Malta por sua vez, sem ter alguma vez tido colónias gregas, terá sido nessa época clássica, uma espécie de zona de retiro e de férias, primeiro de cidadãos ricos de cidades como Siracusa, na vizinha Sicília a que se seguiram os patrícios e soldados reformados de Roma, quando este Império anexou aquela civilização, provocando a primeira resistência grega à ocupação de que o Golding se serviu para escrever essa obra prima que dá pelo título "A Duas Vozes". Mas na manta de retalhos que compõe a expressão cultural da sociedade maltesa contemporânea, lá está o legado grego, desde logo ao nível da língua própria que na daqueles têm uma das suas bases de origem.

Mas são ilhéus e se outrora foram piratas e andarilhos do mar, hoje são um povo pacífico que leva uma vida tranquila, bem presente naqueles jantares de pique-nique que é tão vulgar ver as famílias fazerem sob as estrelas, em mesas postas junto ao mar. Ao que parece, não se terão esquecido que a vida é para se gozar.

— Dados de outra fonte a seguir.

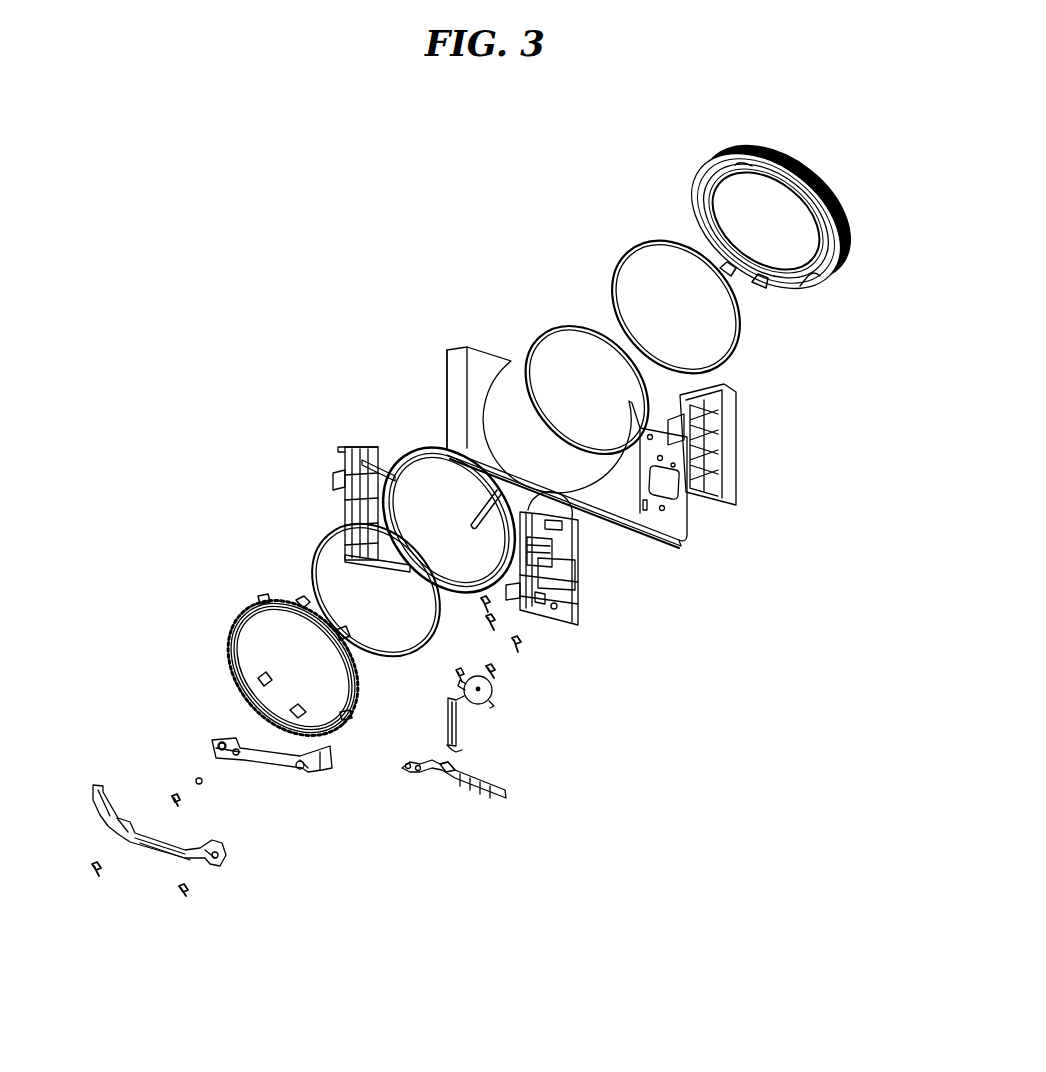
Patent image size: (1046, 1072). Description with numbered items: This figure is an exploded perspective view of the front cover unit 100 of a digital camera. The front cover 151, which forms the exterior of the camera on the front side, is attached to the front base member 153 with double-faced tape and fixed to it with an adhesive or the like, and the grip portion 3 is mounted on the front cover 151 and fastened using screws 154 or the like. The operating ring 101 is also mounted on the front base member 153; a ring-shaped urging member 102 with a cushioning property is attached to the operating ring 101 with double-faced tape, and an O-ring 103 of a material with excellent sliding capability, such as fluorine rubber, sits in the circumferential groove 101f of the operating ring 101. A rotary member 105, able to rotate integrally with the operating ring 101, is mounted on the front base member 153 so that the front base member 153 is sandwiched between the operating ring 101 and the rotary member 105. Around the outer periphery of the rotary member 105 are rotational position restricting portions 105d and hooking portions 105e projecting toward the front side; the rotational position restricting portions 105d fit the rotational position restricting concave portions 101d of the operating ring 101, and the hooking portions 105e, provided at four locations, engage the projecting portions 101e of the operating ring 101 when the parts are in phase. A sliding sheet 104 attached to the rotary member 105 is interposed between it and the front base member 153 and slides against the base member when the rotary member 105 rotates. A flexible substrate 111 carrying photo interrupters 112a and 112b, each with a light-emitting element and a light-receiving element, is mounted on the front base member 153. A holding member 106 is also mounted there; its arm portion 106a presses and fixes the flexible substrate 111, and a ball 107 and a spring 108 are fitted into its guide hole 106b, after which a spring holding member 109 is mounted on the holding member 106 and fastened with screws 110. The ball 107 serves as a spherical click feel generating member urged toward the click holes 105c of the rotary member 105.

The front cover unit 100 is at (316, 386).
The operating ring 101 is at (714, 226).
The rotational position restricting concave portion 101d is at (766, 288).
The projecting portion 101e is at (724, 270).
The circumferential groove 101f is at (752, 168).
The urging member 102 is at (619, 280).
The O-ring 103 is at (540, 344).
The sliding sheet 104 is at (316, 545).
The rotary member 105 is at (236, 614).
The click hole 105c is at (236, 650).
The rotational position restricting portion 105d is at (300, 600).
The hooking portion 105e is at (260, 680).
The holding member 106 is at (250, 746).
The arm portion 106a is at (302, 768).
The guide hole 106b is at (222, 752).
The ball 107 is at (196, 781).
The spring 108 is at (180, 804).
The spring holding member 109 is at (222, 854).
The screw 110 is at (99, 878).
The flexible substrate 111 is at (456, 756).
The photo interrupter 112a is at (404, 772).
The photo interrupter 112b is at (418, 772).
The front cover 151 is at (628, 488).
The front base member 153 is at (584, 600).
The screw 154 is at (495, 672).
The grip portion 3 is at (738, 460).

Tenho a certeza que gostarias de passear e conviver nesse país, da mesma maneira que eu gostei de ali ter regressado.
E depois ficarias encantado com a arte que vamos encontrando nas Igrejas Católicas Romanas e, em La Valleta -onde há aquele que foi o primeiro teatro moderno construido em alvenaria e logo em tempos de governação de um português, o Teatro Manoel- com o presente especial de uma das obras de Caravagio, na Catedral de São Paulo; "A Morte de São João Baptista" -não sei se o nome é exactamente este- uma maravilha que jamais seria capaz de descrever.

Bem e por agora passo, mas deixo aquele abraço
Luís

Luís F. de A. Gomes disse...

Pois é meu amigo, pelo menos aqui, pelo "Faces", esse virá na próxima semana.
Esperemos pois que possa voltar a contribuir para que soltes a imaginação. Afinal, é esse o melhor prémio para quem escreve.